Jun dan rekan-rekannya menduga bahwa “kewajiban melaporkan diagnosa demensia dapat menghambat dokter dari membuat atau mendokumentasikan diagnosa tersebut.” Salah satu penjelasannya adalah bahwa pasien dengan demensia awal mungkin memilih untuk “menyembunyikan gejala mereka atau menolak penilaian lebih lanjut” agar tidak kehilangan izin mengemudi mereka. Kemungkinan lainnya adalah bahwa dokter mungkin enggan untuk lebih dekat “memeriksa gejala demensia karena takut pasien mereka bisa kehilangan izin mengemudi mereka.” Peneliti juga mencatat bahwa tidak ada bukti jelas bahwa mandat pelaporan semacam itu benar-benar mengurangi risiko kecelakaan dan kematian lalu lintas.
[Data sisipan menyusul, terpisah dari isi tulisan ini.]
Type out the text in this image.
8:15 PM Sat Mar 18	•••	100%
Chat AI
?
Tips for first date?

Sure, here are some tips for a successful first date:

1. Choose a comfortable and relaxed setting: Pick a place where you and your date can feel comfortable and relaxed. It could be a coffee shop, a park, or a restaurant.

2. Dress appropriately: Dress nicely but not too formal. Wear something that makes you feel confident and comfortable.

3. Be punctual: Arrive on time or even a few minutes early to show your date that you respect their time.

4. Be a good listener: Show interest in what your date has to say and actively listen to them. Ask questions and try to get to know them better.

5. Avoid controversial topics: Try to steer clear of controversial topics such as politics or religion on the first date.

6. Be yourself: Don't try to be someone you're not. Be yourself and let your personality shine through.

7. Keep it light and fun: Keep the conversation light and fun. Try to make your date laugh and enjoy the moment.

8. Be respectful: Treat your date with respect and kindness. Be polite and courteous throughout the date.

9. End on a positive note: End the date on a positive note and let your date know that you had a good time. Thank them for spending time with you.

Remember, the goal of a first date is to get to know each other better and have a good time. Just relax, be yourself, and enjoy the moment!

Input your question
Dalam editorial yang menyertainya untuk JAMA, Dr. Donald Redelmeier dan Vidhi Bhatt mengamati bahwa “ketegangan antara privasi pasien dan keselamatan masyarakat tidak memiliki solusi mudah bagi individu di AS yang mungkin tidak sepenuhnya percaya kepada pemerintah negara mereka.” Dr. Soeren Mattke, Direktur USC Brain Health Observatory, juga menyimpulkan, “Dalam rangka temuan kami, para pembuat kebijakan perlu mempertimbangkan dampak buruk dari memerintahkan dokter melaporkan diagnosa demensia ke DMV.”
Pada tahun 2007, American Academy of Neurology mempertahankan posisi melawan hukum pelaporan wajib untuk kondisi medis yang dapat memengaruhi pengemudi, memperingatkan bahwa hukum semacam itu “dapat memiliki dampak negatif yang kuat pada hubungan pasien-dokter, dan pada akhirnya mungkin tidak memberikan manfaat keselamatan yang lebih besar bagi masyarakat atau pasien, yang mungkin merasa terpaksa untuk menyembunyikan informasi medis penting mereka.” Penelitian terbaru oleh Jun dan rekan-rekannya nampaknya mendukung posisi ini.
Demensia adalah kondisi medis serius. Pengemudi terganggu juga merupakan kekhawatiran keselamatan publik yang serius. Saya tidak ingin mengurangi pentingnya masalah ini. Namun, memaksa dokter untuk bertindak sebagai agen tidak langsung penegak hukum kadang-kadang dapat kembali kepada kita. Pembuat kebijakan harus memperhatikan konsekuensi tidak diinginkan seperti itu.